We know each other all too well by now. A Semaphore of eyebrows, part intercep’t, I fear, by Anne, and I step back into the Porch. The Traps rumble off down the road.

 

***

 

I’m thirty-three years old and I can count on the fingers of my two laundry-worn hands the number of times I’ve sat alone in this house, the house where I was born, brought up, bereaved, married, orphaned, and confined ten times. I know its nooks, its uneven stones, the angles of its light, the courses of its draughts. But the knowing is an underground stream, paved over with the doing of every day and every moment. It’s a thoughtless thing, never much inspected.

 

Now I sag on the settle, pleased to cast off any thought of proper posture, and close my eyes. Round me, the house exhales too. I’m suddenly aware of the sunbeam warm across my feet and the wood sanded smooth at my elbow. The front door creaks a little on its hinges. I can hear the distant fuss of Mary Brandon’s chickens. And, a careless once, I feel no pull to up and fluster, mop or gather or boil. I’m myself alone. My house will wait with me.

 

The child has stilled. It is not due another month yet, but I’ve sensed in its constant stirring an eagerness to emerge into this gentle springtime.

 

It….. She. Edward would not approve or believe, but I’ve carried too many babies not to know by now. She’ll be my sixth girl, my last girl, the girl who’ll heal the hole in my heart that Frances tore. I rest my hope.

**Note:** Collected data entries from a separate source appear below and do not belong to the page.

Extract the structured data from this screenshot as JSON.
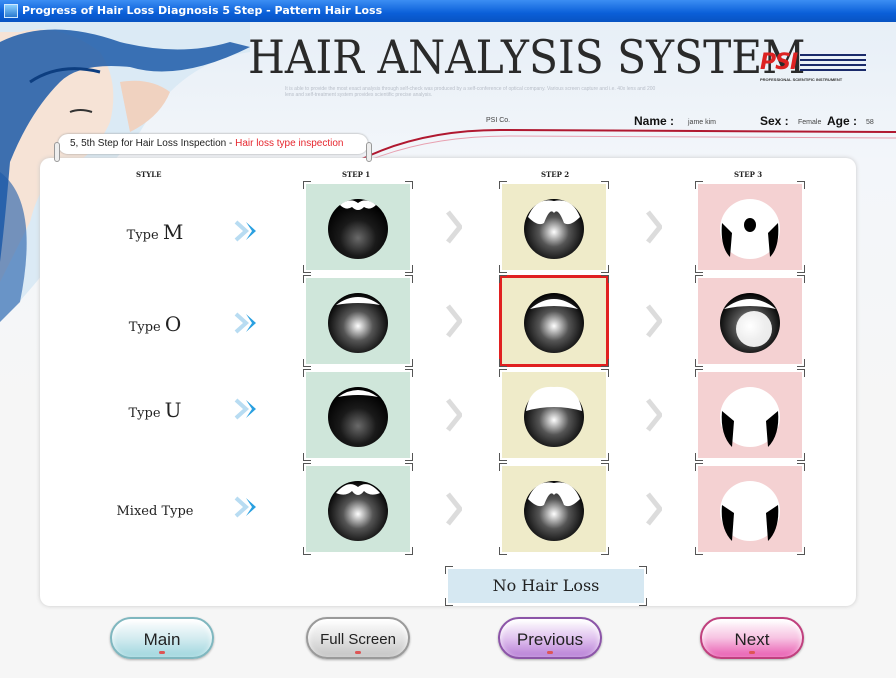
{
  "window": {
    "title": "Progress of Hair Loss Diagnosis 5 Step - Pattern Hair Loss"
  },
  "header": {
    "title": "HAIR ANALYSIS SYSTEM",
    "caption": "It is able to provide the most exact analysis through self-check was produced by a self-conference of optical company. Various screen capture and i.e. 40x lens and 200 lens and self-treatment system provides scientific precise analysis.",
    "logo": {
      "mark": "PSI",
      "tagline": "PROFESSIONAL SCIENTIFIC INSTRUMENT"
    },
    "company": "PSI Co.",
    "name_label": "Name :",
    "name_value": "jame kim",
    "sex_label": "Sex :",
    "sex_value": "Female",
    "age_label": "Age :",
    "age_value": "58"
  },
  "step": {
    "prefix": "5, 5th Step for Hair Loss Inspection - ",
    "highlight": "Hair loss type inspection"
  },
  "columns": {
    "style": "STYLE",
    "step1": "STEP 1",
    "step2": "STEP 2",
    "step3": "STEP 3"
  },
  "rows": [
    {
      "label_prefix": "Type ",
      "label_big": "M"
    },
    {
      "label_prefix": "Type ",
      "label_big": "O"
    },
    {
      "label_prefix": "Type ",
      "label_big": "U"
    },
    {
      "label_prefix": "Mixed Type",
      "label_big": ""
    }
  ],
  "selected": {
    "row": "Type O",
    "step": "STEP 2"
  },
  "no_hair_loss": "No Hair Loss",
  "buttons": {
    "main": "Main",
    "full_screen": "Full Screen",
    "previous": "Previous",
    "next": "Next"
  },
  "colors": {
    "step1_tile": "#cfe6da",
    "step2_tile": "#efebc9",
    "step3_tile": "#f4d1d2",
    "selection": "#e02020",
    "highlight_text": "#e6262e"
  }
}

I miss my own mother. The big girls are truly my support now, but the years of their infant mewling were hard and vexing without the presence of anyone more competent than my frightened self and my practical, well-meaning husband, for whom every fear and phantasm might be fixed by logical principles, or not at all.

 

Mother's patience would have strengthened my failing supply, amidst the baby scares and messes that drove me to the edge of my resources, as each after the previous found novel ways to cause alarm. And in this moment’s evening sunlight, I picture her lifting a sleepy child onto her lap the way she used to lift me, here on this settle, for too few years.

 

My thoughts creep out like pea-vines, feeling their way in the unaccustomed space. My eyes stay shut.

 

There’s a fluttering at the open door. I lift my lids a little. A tiny bird hovers where inside joins outside. My daily doing self would shoo it onwards, seeing dirt and disaster ahead. Now, I simply breathe and watch. A moment, and it’s in, circling the living room like a wind-up toy. It’s soft and mottled brown. Not frantic, more curious, as though it’s searching for somewhere to land.

 

It finds its place on my outstretched boot. It observes me, head cocked, eyes bright, silent. I smile.

 

It flutters up and flies back out into the dusk. A little brown feather falls past the lintel. I feel another tug, stronger and sharper.

***

The Night has been long and testing.

 

Anne and Elizabeth, my best Helps.

 

Edward, on his Knees beyond the door.

 

John, fast to fetch the Doctor.

 

Myself, torn again.

 

Frances, more serene in her Cradle than any babe of such a night has right to be.

 

An Easter gift, a heart-binding, a hope made whole.